We’re not living in that world now. So, if I asked the question, “How many people in New York City are having panic attacks today – when they think of Holy God?” 3 or 4, maybe 5? (And before you think I’m a heretic, yes I’ve squared this off with Tim Keller, who I’ve written with. So that just makes me nice and orthodox, right? Having a bit of Tim’s magic rubbing off on me? Right?)
So, they don’t live in that universe anymore. The problem is that no one feels that objective guilt before a holy God because that’s not the God they deal with. Do they think about God? Yes. Probably; in some way. Or I would say the better way of interpreting would be is, I think, idolatry. And I think Tim gets that right, too, in a book that deals with that issue. That’s the better way to interpret this.

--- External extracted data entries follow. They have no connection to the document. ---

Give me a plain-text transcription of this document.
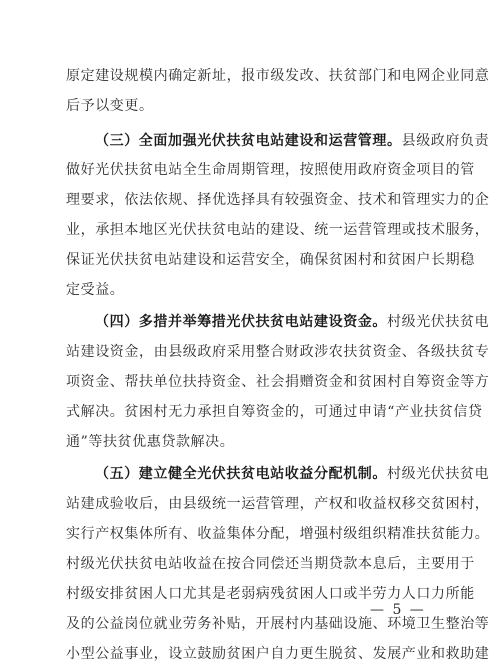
原定建设规模内确定新址，报市级发改、扶贫部门和电网企业同意
后予以变更。
（三）全面加强光伏扶贫电站建设和运营管理。县级政府负责
做好光伏扶贫电站全生命周期管理，按照使用政府资金项目的管
理要求，依法依规、择优选择具有较强资金、技术和管理实力的企
业，承担本地区光伏扶贫电站的建设、统一运营管理或技术服务，
保证光伏扶贫电站建设和运营安全，确保贫困村和贫困户长期稳
定受益。
（四）多措并举筹措光伏扶贫电站建设资金。村级光伏扶贫电
站建设资金，由县级政府采用整合财政涉农扶贫资金、各级扶贫专
项资金、帮扶单位扶持资金、社会捐赠资金和贫困村自筹资金等方
式解决。贫困村无力承担自筹资金的，可通过申请“产业扶贫信贷
通”等扶贫优惠贷款解决。
（五）建立健全光伏扶贫电站收益分配机制。村级光伏扶贫电
站建成验收后，由县级统一运营管理，产权和收益权移交贫困村，
实行产权集体所有、收益集体分配，增强村级组织精准扶贫能力。
村级光伏扶贫电站收益在按合同偿还当期贷款本息后，主要用于
村级安排贫困人口尤其是老弱病残贫困人口或半劳力人口力所能
及的公益岗位就业劳务补贴，开展村内基础设施、环境卫生整治等
小型公益事业，设立鼓励贫困户自力更生脱贫、发展产业和救助建
— 5 —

Do people feel dominated by the things that they do? Does work take up everything? Is money everything? Is money becoming an enslaving idol? Yes. Are there things controlling my life, trying to give me meaning, but never delivering it? Yes. But they don’t “feel guilty” in the same way. Some people do. But not many. The problem is…if we come with our forensic understanding of the Gospel – now we approach NY City – well not everyone feels guilty. So we have to make them feel guilty before they can feel better. We have to then make them to feel like they are far from God. So we end up like the tongue-clicking Pharisees. “You’re bad people – then I can give you the Gospel.”

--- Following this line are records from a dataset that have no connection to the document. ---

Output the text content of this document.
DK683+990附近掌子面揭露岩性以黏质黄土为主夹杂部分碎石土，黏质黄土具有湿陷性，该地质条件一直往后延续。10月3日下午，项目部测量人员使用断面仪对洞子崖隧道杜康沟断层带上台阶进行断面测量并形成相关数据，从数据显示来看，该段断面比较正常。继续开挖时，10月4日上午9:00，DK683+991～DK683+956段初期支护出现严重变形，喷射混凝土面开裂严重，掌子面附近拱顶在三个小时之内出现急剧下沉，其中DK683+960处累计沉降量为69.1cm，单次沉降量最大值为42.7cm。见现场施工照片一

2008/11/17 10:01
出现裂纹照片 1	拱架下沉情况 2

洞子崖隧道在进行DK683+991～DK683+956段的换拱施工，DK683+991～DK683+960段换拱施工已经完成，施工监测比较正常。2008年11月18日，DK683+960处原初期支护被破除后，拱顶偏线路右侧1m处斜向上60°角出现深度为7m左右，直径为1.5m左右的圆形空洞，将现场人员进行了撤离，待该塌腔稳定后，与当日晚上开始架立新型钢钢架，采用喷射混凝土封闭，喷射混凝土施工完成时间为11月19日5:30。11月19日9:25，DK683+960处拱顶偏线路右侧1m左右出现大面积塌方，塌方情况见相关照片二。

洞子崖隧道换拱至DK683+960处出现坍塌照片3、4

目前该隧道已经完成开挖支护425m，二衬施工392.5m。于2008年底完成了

I want to release you from this in Jesus’ name. You do not play the Holy Spirit, you suck at it. Stop it. You are meant to be good news people. Good News people. You don’t have to play Holy Spirit. He’s much better at it than you are. He might start at another point. He might start at another point in a person’s journey. He’s more interested in forgiving them from their sins than you are. That’s what Jesus died for. One of the reasons anyway. You can trust Him to take theirs too. He will convict us of sin and righteousness. It is not your function as God’s Good News people. People who are the recipients of grace should offer grace. And tell the story truly. But don’t always, only start with the justification by faith narrative.